Справедливость требует заметить, что самоотрицание воли и необходимость уничтожить вселенную не составляли еще самой мудреной части того учения, которое я преподавал своим счастливым кузинам. За год перед моею поездкой в Харьков, одна из них — голубоглазая, но пылкая Лиза, тогдашний предмет моей страсти — удостоилась в один прекрасный летний вечер быть посвященной в тайны трансцендентального идеализма.
Гуляя с нею по аллеям запущенного деревенского парка, я не без увлечения, хотя сбиваясь несколько в выражениях, объяснил ей, что пространство, время и причинность суть лишь субъективные формы нашего познания и что весь мир, в этих формах существующий, есть только наше представление, то есть что его, в сущности, нет совсем. Когда я дошел до этого заключения, моя собеседница, все время очень серьезно смотревшая своими большими зеленоватыми глазами, улыбнулась и с явным лукавством заметила:
— А как же вчера ты все говорил о страшном суде?
— О каком страшном суде?
— Ну, все равно, о том, что нужно все уничтожить.

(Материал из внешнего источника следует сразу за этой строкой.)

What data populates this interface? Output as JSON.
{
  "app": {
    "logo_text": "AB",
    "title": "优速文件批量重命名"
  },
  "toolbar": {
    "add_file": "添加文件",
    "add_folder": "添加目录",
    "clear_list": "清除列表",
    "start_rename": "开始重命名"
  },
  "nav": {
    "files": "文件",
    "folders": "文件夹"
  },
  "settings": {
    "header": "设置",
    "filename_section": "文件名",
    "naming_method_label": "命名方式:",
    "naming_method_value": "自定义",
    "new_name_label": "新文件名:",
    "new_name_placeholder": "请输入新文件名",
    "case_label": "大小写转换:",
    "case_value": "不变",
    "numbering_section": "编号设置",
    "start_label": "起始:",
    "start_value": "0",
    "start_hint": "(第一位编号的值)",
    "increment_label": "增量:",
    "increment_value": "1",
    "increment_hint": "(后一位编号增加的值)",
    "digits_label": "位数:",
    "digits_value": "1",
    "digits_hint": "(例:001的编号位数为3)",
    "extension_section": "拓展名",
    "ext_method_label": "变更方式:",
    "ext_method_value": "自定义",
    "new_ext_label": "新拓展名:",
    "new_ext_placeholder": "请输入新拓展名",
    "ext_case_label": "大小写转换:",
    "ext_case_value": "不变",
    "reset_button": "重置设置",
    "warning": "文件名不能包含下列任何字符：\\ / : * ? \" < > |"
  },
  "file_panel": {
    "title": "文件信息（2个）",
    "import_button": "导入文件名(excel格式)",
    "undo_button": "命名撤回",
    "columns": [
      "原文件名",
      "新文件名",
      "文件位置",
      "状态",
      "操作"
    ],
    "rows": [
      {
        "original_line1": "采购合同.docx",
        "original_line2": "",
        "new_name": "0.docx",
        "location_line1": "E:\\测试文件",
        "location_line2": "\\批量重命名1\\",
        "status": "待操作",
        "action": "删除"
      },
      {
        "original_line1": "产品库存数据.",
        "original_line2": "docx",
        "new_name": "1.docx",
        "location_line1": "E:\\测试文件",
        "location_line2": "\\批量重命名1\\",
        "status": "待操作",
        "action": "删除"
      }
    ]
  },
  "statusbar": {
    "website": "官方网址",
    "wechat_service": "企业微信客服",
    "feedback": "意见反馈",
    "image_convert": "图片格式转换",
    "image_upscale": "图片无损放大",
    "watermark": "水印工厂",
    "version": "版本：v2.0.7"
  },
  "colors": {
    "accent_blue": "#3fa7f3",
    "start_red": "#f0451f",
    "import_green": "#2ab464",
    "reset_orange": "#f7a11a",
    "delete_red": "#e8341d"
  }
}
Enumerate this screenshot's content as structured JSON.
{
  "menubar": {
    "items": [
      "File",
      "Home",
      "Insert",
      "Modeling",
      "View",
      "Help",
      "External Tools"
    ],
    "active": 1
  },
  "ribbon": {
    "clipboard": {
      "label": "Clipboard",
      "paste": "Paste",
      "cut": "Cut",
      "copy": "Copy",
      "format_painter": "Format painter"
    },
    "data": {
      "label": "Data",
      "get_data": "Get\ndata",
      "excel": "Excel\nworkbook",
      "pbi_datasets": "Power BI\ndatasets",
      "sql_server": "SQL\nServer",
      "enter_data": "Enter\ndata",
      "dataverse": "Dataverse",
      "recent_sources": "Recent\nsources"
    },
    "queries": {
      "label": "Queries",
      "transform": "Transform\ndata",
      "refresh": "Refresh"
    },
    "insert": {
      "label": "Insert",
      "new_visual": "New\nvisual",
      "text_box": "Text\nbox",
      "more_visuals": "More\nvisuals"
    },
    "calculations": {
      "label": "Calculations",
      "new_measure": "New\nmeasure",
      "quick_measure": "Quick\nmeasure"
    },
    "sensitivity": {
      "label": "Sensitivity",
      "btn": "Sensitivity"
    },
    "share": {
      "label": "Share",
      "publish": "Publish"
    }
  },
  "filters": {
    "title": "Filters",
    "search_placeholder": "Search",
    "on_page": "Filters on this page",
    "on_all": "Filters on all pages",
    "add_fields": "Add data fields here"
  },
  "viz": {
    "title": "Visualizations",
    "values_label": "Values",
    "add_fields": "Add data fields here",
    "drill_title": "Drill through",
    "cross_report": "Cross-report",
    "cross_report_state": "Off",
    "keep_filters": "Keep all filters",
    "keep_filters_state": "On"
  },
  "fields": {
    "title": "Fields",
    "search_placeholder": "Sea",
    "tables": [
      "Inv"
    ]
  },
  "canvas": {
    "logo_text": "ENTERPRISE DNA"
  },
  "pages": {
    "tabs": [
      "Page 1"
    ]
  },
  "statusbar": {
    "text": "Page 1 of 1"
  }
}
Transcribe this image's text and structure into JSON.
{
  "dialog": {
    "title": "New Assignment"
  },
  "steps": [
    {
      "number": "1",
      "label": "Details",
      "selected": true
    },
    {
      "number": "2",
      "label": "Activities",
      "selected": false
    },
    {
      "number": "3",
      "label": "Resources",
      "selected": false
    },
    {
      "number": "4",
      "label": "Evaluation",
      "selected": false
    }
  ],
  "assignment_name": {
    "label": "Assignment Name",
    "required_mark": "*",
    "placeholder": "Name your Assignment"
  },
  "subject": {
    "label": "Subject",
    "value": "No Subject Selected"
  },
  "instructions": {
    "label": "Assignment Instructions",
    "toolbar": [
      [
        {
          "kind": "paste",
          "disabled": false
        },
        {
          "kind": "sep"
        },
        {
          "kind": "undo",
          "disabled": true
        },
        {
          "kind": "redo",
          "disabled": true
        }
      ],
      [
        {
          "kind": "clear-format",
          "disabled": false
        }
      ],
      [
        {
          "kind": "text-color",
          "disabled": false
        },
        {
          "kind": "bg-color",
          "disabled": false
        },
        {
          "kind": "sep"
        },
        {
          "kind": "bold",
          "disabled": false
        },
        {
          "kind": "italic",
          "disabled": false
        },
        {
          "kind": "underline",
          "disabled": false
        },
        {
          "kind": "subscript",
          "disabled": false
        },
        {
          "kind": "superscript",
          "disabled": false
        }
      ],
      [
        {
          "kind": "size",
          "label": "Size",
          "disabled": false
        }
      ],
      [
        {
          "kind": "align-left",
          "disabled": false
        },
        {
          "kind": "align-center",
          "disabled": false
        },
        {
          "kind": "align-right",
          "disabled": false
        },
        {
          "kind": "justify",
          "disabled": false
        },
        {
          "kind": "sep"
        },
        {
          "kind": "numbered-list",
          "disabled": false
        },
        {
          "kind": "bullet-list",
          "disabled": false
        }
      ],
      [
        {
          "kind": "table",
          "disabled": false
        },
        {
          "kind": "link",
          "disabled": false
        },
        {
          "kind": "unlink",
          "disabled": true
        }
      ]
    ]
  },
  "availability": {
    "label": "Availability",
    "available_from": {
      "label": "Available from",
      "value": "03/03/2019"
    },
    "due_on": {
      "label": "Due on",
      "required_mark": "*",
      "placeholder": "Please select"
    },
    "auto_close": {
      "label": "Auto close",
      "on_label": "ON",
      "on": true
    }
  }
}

Если по-твоему мира нет совсем, то почему же тебе так хочется его разрушить?
Это противоречие смутило меня только на мгновение.
— А разве когда тебя давит страшный сон или кошмар, тебе не хочется от него избавиться? — отвечал я победоносно.
Она вдруг без всякой видимой причины звонко рассмеялась.
— Что такое? — спросил я с неудовольствием.
— Ах, представь себе, — заговорила она, смеясь и крепко сжимая мою руку, — представь себе, я видела сегодня во сне, будто мой Джемс, — так звали ее сеттера, — совсем не собака, а командир белорусского гусарского полка, и все наши офицеры должны отдавать ему честь, но только вместо ваше высокоблагородие обязаны говорить ваше высокоблохородие.
Это неожиданное сообщение она завершила сколь же неожиданным поцелуем и вдруг убежала, крича мне издали:
— Пойдем на грядки клубнику собирать, я видела, уж много поспело.